The above graph shows the first differences for the predictors Low Vegetative Cover and Industrial Land Use. The x-axis represents the predictor variables, and the y-axis represents the estimated first differences. The bars indicate the change in predicted values of Percentile_Rank_Combined_NYC when moving from a low to a high value of each predictor. The graph helps to visualize the impact of these predictors on the dependent variable, with Industrial Land Use showing a more negative effect compared to Low Vegetative Cover.

# Print the summary to see its structure
summary(sim_pred_lv)
##                            Estimate 2.5 % 97.5 %
## Low_Vegetative_Cover = 0.1    0.152 0.132  0.171
## Low_Vegetative_Cover = 0.9    0.275 0.258  0.291

The summary(sim_pred_lv) function call is intended to provide a summary of the simulated predictions for the Low_Vegetative_Cover variable.
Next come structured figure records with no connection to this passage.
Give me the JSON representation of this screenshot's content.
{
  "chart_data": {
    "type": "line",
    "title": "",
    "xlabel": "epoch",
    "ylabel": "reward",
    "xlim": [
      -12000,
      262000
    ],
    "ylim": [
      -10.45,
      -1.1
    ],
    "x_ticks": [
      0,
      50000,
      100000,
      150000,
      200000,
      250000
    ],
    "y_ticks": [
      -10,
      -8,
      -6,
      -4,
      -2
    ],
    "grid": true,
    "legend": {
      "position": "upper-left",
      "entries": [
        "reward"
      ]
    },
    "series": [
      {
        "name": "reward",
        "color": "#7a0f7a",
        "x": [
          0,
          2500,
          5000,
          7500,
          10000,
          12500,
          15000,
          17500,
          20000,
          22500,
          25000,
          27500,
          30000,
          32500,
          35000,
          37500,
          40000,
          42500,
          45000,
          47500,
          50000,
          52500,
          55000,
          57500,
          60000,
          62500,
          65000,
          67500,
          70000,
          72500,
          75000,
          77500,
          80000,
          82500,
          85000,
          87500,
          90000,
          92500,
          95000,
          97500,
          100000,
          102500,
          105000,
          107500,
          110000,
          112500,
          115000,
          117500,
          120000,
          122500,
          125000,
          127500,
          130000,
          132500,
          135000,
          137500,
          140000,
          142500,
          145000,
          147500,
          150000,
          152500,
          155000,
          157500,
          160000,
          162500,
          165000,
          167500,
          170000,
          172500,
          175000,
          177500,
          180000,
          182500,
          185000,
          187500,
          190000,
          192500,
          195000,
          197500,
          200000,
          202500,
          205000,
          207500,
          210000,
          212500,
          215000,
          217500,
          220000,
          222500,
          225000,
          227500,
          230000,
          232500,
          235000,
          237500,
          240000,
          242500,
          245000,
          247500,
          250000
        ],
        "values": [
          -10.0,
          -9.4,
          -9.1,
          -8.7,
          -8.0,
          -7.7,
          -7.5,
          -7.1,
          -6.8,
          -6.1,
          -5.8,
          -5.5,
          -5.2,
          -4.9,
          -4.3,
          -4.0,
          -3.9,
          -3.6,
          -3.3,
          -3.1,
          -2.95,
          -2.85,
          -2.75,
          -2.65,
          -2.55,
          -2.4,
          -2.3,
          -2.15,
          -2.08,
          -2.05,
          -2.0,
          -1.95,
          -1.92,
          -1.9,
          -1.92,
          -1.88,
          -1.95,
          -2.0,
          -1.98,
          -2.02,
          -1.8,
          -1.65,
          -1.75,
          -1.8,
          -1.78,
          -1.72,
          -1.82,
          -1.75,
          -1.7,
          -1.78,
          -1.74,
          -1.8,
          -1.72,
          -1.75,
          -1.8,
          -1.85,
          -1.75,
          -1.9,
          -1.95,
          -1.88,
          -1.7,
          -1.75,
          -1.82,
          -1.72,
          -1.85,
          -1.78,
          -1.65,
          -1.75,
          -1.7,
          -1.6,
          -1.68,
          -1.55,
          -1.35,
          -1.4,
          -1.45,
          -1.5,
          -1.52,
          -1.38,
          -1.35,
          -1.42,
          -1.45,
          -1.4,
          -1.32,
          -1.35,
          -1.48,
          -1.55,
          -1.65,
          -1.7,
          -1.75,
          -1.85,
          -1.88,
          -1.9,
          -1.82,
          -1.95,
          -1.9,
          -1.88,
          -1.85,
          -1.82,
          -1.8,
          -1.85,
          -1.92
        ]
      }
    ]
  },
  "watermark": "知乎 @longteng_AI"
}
The output will typically include the predicted values at different levels of Low_Vegetative_Cover, along with confidence intervals or other relevant statistics. This summary helps to understand how changes in Low_Vegetative_Cover impact the predicted values of Percentile_Rank_Combined_NYC. The results show the predicted values for Percentile_Rank_Combined_NYC at different levels of Low_Vegetative_Cover, allowing for a comparison of the impact of this variable on the dependent variable.